- Born: Agnes Rosetta Eady 26 May 1921
- Died: 12 December 2013 (aged 92) Auckland, New Zealand
- Education: Elam School of Fine Arts
- Spouse: Edward Phillip Wood ​ ​(m. 1944; died 1986)​
- Relatives: Alfred Eady (father)

= Agnes Wood =

New Zealand artist and writer

Agnes Rosetta Wood (née Eady, 26 May 1921 – 12 December 2013) was a New Zealand artist and writer. She is known for her research and writing on the life of fellow New Zealand artist Colin McCahon.

==Early life and family==
Born Agnes Rosetta Eady on 26 May 1921, Wood was the daughter of Lewis Alfred Eady, a music retailer, and Agnes Amelia Eady (née Adams). On 2 December 1944, she married Edward Phillip Wood at the Congregational Church in Beresford Street, Auckland.

==Career==
Wood initially trained and worked as a milliner but later studied at the Elam School of Fine Arts in Auckland, graduating with a master's degree in 1973, aged 52. As a student there she was influenced by her tutors Robert Ellis and Colin McCahon, and her early work explored the structures and patterns of cityscapes. Her figurative paintings, which often depict geometrical portraits on abstract backgrounds, frequently feature figures wearing hats, headpieces or simplified floral headbands — a probable result of her previous training in millinery.

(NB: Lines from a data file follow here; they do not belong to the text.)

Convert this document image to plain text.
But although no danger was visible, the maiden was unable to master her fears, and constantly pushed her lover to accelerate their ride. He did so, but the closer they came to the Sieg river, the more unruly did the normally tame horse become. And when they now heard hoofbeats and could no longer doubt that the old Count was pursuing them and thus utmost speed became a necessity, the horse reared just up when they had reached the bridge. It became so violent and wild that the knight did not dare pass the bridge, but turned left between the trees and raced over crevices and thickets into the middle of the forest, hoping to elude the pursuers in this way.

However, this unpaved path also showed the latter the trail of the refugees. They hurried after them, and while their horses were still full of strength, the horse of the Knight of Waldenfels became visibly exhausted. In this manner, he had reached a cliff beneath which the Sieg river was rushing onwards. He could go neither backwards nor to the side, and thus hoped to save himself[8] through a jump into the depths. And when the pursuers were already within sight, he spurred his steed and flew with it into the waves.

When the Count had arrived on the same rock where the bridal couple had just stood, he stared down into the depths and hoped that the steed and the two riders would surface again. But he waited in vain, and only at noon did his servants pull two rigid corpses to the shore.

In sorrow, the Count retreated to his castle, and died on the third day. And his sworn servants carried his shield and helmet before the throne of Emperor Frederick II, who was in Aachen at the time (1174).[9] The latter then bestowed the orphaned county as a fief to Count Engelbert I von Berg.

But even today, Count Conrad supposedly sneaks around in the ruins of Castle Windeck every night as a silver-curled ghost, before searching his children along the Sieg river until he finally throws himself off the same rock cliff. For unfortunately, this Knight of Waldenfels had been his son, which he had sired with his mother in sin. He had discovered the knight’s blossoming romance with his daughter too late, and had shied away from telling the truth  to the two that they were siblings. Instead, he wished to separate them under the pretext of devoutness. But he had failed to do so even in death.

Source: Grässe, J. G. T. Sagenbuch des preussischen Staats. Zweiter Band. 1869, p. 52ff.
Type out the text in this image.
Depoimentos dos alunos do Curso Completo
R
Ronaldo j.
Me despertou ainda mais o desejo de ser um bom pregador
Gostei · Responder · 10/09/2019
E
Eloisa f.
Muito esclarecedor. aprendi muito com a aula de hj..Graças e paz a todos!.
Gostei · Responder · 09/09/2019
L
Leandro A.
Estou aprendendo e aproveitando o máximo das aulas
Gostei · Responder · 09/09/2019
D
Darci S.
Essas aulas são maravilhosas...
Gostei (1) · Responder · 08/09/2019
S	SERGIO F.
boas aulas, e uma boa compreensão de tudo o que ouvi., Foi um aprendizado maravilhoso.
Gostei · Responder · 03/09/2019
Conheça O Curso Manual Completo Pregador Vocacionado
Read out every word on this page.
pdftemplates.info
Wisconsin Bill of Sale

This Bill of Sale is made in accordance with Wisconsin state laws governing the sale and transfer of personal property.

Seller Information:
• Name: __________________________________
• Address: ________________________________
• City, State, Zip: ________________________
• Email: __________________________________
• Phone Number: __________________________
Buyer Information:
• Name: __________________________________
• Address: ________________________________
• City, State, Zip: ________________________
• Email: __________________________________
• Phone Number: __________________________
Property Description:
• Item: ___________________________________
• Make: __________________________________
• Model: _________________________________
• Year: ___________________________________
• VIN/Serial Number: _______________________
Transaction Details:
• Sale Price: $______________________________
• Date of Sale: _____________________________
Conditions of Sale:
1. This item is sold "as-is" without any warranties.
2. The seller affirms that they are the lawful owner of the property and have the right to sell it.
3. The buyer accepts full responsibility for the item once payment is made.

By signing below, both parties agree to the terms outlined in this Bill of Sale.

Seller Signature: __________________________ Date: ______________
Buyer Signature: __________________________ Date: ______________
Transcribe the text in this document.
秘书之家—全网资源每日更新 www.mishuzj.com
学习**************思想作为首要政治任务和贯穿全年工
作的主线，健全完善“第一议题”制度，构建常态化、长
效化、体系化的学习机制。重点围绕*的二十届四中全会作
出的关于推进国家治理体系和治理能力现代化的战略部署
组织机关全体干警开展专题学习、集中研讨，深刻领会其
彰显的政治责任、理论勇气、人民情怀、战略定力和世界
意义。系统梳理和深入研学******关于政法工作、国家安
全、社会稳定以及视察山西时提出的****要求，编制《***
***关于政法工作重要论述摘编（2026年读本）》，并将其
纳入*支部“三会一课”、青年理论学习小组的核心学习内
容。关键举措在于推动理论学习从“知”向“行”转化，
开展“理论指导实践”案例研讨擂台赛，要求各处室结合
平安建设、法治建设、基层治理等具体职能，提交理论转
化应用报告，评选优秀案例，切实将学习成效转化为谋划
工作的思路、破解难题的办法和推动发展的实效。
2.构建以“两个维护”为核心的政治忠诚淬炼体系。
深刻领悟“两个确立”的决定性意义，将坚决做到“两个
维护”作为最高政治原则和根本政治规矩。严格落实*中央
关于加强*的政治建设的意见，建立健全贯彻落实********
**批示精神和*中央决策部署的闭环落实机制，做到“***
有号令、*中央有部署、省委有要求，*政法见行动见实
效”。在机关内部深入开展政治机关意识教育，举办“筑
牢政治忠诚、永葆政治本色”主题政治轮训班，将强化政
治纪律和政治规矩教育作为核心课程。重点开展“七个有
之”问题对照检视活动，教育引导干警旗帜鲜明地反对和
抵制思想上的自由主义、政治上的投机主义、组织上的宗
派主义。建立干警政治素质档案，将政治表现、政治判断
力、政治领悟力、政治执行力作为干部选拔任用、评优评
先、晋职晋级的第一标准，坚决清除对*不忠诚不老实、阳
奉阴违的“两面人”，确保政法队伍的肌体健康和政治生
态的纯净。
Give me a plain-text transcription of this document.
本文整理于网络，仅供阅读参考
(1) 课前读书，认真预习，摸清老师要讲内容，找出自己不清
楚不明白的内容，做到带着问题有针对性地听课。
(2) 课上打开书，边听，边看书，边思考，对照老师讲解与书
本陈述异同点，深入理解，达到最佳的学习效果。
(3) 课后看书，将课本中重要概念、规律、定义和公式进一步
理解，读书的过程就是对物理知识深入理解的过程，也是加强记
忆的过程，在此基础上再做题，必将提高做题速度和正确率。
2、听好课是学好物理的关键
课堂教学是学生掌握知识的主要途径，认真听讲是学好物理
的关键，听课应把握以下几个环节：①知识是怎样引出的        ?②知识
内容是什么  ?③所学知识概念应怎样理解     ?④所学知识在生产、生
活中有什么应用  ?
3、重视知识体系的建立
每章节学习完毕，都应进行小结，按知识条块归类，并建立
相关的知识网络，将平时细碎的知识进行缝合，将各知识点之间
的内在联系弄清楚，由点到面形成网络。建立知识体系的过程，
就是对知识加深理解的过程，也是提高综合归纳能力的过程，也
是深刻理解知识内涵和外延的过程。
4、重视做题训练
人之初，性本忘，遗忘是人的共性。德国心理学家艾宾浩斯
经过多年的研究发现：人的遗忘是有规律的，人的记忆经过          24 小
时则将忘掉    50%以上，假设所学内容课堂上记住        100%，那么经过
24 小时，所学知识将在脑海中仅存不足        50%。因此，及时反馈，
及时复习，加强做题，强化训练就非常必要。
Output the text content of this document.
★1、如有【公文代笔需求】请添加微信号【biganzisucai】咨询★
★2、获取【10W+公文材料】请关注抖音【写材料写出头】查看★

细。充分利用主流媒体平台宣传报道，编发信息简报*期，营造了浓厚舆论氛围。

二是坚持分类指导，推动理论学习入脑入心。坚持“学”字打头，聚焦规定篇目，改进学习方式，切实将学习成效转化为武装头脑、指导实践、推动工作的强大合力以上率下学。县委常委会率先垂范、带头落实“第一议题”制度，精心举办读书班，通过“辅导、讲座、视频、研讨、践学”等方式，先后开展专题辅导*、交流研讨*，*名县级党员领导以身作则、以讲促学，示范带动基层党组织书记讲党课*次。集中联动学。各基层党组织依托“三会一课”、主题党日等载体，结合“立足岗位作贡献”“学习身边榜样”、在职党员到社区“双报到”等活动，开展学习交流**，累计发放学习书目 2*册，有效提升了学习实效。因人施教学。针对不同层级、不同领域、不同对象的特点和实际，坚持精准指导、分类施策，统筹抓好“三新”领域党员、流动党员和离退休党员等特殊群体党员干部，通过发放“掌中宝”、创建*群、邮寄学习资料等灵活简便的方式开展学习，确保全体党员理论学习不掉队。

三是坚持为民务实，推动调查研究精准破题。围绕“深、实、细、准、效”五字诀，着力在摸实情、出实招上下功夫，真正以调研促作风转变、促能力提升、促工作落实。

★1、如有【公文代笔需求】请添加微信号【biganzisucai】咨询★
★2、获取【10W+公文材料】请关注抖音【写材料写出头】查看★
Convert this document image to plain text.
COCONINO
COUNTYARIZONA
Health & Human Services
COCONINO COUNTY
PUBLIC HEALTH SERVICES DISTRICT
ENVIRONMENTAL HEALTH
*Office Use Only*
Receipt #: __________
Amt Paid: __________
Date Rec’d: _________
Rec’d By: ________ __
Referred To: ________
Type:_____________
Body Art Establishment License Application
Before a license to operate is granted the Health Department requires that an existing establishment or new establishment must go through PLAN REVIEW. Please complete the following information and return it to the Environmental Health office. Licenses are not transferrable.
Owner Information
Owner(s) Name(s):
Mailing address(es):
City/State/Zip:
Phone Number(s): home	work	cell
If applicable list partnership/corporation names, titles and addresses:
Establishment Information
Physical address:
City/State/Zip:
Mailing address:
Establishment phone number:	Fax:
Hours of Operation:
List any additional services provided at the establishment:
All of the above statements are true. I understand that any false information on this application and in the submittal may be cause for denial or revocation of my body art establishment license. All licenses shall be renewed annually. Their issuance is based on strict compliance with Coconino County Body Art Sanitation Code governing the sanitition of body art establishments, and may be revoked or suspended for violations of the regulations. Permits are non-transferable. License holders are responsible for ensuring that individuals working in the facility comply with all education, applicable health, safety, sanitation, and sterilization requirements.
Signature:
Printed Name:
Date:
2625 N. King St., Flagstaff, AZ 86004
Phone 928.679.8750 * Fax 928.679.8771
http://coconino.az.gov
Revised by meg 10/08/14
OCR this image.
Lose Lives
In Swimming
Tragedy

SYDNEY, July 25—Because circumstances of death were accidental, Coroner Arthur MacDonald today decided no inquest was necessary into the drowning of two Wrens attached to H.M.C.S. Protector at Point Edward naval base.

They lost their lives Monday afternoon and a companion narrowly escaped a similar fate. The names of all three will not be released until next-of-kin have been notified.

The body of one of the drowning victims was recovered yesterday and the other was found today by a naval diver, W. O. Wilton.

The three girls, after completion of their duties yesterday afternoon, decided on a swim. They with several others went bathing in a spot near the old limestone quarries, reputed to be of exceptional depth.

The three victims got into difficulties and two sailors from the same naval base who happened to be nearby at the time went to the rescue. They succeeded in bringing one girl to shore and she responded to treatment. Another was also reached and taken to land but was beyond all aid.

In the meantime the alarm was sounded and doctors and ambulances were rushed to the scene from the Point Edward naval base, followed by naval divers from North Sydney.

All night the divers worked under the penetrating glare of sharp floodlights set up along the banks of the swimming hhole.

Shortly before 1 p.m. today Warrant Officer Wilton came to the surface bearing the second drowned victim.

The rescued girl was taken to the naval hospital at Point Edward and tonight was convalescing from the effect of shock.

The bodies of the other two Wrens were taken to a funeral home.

In 1997, Wood published Colin McCahon: The Man and the Teacher, which was based on correspondence and interviews with McCahon.

In 2009, an 88th birthday exhibition of Wood's work was held in Auckland. Paintings by Wood are held in the collections of Auckland Art Gallery Toi o Tāmaki and the University of Auckland.

==Death==
Wood died in Auckland on 12 December 2013, and her body was cremated at Purewa Crematorium.